Consequently, a symmetric NAT can map a single NAT port to multiple inner tuples(destination host: port) based on incoming packets' outer tuples(and the NAT port, of course).
cone NAT/port-forwarding = one-to-one mapping (NAT port, inner tuple)
symmetric NAT = one-to-one mapping (NAT port && outer tuple, inner tuple)
Is it possible to do a symmetric-to-symmetric UDP hole punching?
Symmetric-to-symmetric NAT traverse is still possible through guessing or using an oracle, but only if there is a predictable pattern, such as a linear increase, in the NAT ports being allocated on both sides.
There are some NAT behaviours hard to fit into any of those classical NAT categories proposed by RFC3489, why?

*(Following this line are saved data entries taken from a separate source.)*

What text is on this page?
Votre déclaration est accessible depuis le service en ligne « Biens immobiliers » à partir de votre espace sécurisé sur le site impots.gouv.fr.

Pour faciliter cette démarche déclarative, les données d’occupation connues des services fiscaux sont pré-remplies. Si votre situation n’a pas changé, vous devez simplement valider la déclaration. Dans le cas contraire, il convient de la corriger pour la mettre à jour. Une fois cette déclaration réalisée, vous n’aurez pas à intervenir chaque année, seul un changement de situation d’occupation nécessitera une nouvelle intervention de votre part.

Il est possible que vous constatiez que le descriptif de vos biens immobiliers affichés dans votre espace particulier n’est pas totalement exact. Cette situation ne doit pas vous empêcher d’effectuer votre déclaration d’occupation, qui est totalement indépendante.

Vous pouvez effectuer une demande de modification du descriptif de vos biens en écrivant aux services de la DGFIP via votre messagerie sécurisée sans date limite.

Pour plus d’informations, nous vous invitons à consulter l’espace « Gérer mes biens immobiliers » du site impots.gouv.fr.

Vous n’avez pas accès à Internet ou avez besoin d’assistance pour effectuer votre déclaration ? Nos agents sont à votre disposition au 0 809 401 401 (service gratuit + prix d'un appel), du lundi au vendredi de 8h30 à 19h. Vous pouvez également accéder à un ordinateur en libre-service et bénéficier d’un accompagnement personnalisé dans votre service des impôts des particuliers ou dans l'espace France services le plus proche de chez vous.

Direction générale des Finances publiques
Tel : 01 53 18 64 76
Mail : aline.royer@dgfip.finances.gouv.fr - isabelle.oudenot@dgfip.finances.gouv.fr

With tricks implemented, we can send packets from a different source outside the LAN to a symmetric NATed socket behind the NAT (i.e. Linux's Netfilter with several additional rules in place, such as DMZ or DNAT rules, which leads to a "full cone" test result using classical STUN[RFC3489]).
However, the port allocation behaviour is usually ambiguous in some NAT implementations; take Netfilter as an example. Technically, we can never say for sure using merely STUN if the port allocated on the NAT is, in fact, consistent or mutable for the same tuple inside the LAN. Consequently, any "cone NAT" device tested using STUN could turn out to be "a symmetric NAT in disguise" in the end. We would never know.